Can you imagine what a German finance minister would say (or do) in response to a statement that "it doesn't matter" to the German economy whether they make high tech products which employ skilled labor (as well as some not-so skilled) all the way up to PhD's, and that these industries (from designing and building entire paper processing facilities that get exported to Saudi Arabia, to light bulbs for their own market), OR the alternative "service economy" (whatever that means)?? He/She would laugh out loud. Yet Americans have been sold this BS for decades.

Now, the US will pay the price for having lost productive capacity in favor of a "service" economy and an inflated financial sector (just like our "cousins" in the UK). We're seeing which model is prefered.

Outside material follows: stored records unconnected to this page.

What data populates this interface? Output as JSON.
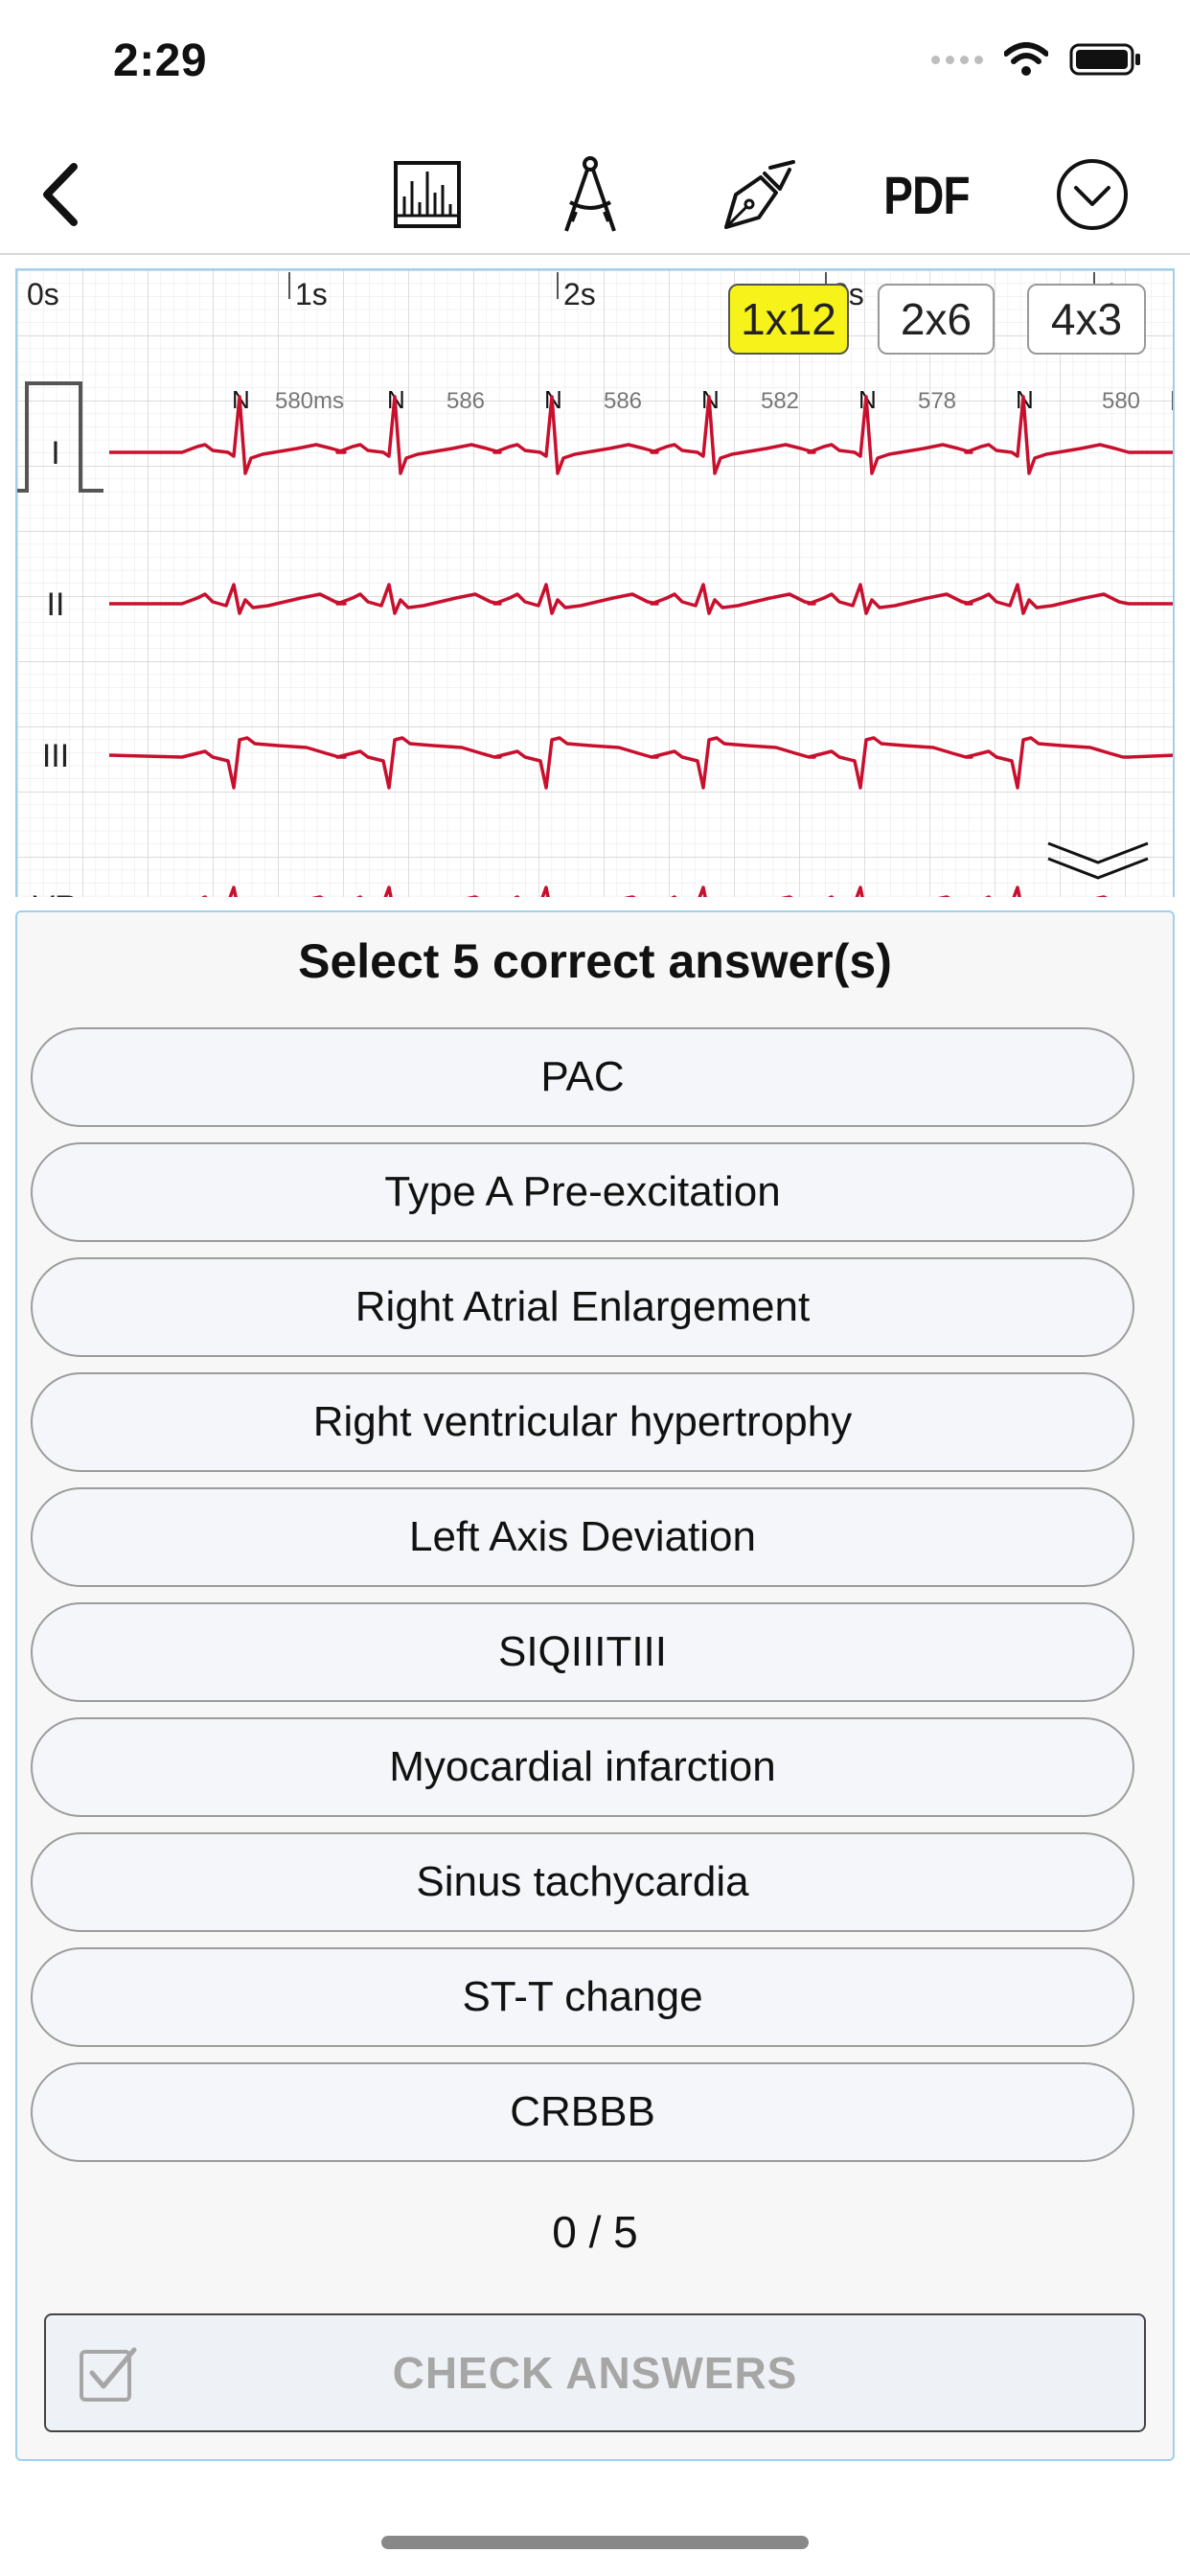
{
  "status_bar": {
    "time": "2:29"
  },
  "toolbar": {
    "back_icon": "chevron-left-icon",
    "tools": [
      {
        "name": "measure-chart-icon"
      },
      {
        "name": "calipers-icon"
      },
      {
        "name": "pen-icon"
      }
    ],
    "pdf_label": "PDF",
    "more_icon": "chevron-circle-down-icon"
  },
  "ecg": {
    "time_marks": [
      "0s",
      "1s",
      "2s",
      "3s",
      "4s"
    ],
    "layout_options": [
      {
        "label": "1x12",
        "active": true
      },
      {
        "label": "2x6",
        "active": false
      },
      {
        "label": "4x3",
        "active": false
      }
    ],
    "beat_labels": [
      "N",
      "N",
      "N",
      "N",
      "N",
      "N"
    ],
    "rr_intervals": [
      "580ms",
      "586",
      "586",
      "582",
      "578",
      "580"
    ],
    "leads": [
      "I",
      "II",
      "III",
      "VR"
    ],
    "trace_color": "#c8102e",
    "collapse_icon": "double-chevron-down-icon"
  },
  "quiz": {
    "heading": "Select 5 correct answer(s)",
    "options": [
      "PAC",
      "Type A Pre-excitation",
      "Right Atrial Enlargement",
      "Right ventricular hypertrophy",
      "Left Axis Deviation",
      "SIQIIITIII",
      "Myocardial infarction",
      "Sinus tachycardia",
      "ST-T change",
      "CRBBB"
    ],
    "score": "0 / 5",
    "check_label": "CHECK ANSWERS"
  }
}
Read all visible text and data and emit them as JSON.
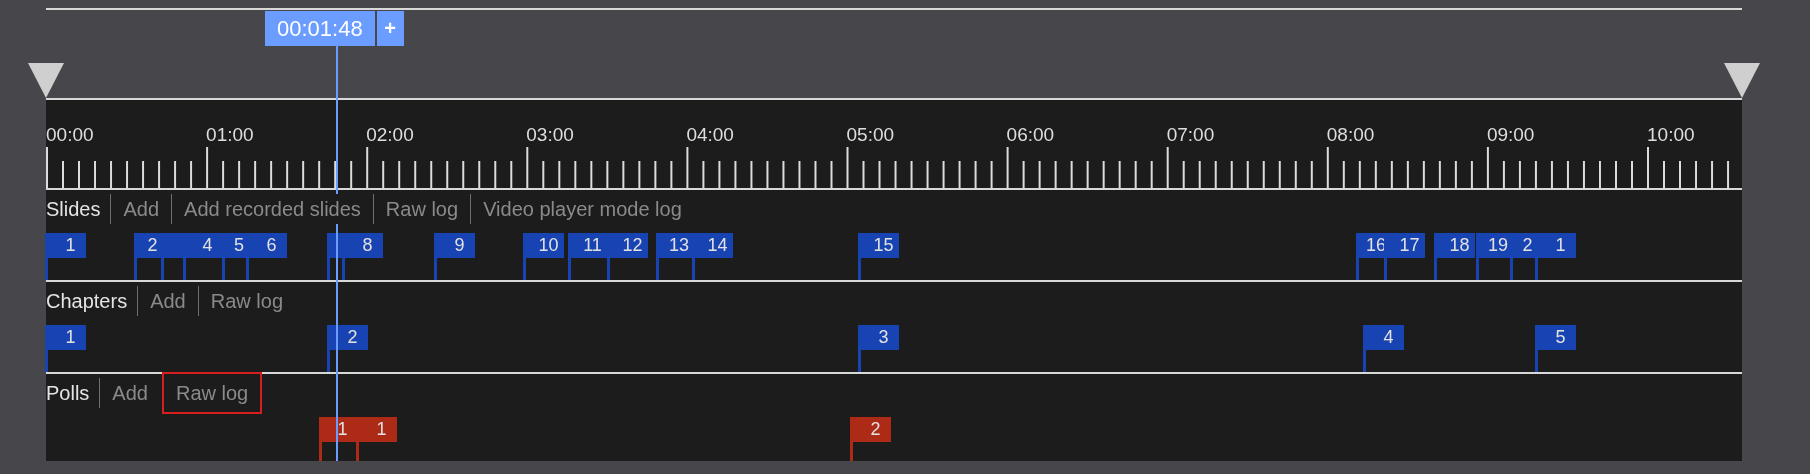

***I'm not grandstanding as I know that many on this forum agree with these general concepts. I also realize that part (I think a large part) of the problem is the easy credit that a "reserve currency" like the US dollar "affords" the country in terms of making it that much easier to maintain (it's unravelling now though) a standard of living with increasingly diminished productive capacity.

We need to think for ourselves, however. And don't hesitate to take on some "MBA" who buys as gospel, what the establishment feeds them. The establishment has had an agenda. Perhaps with worsening overall conditions as well as a threat to large beauracracies we'll see a realignment of interest.

Also, I don't mean to pretend that this is a zero sum game. We just need to reevalute the game we've been playing.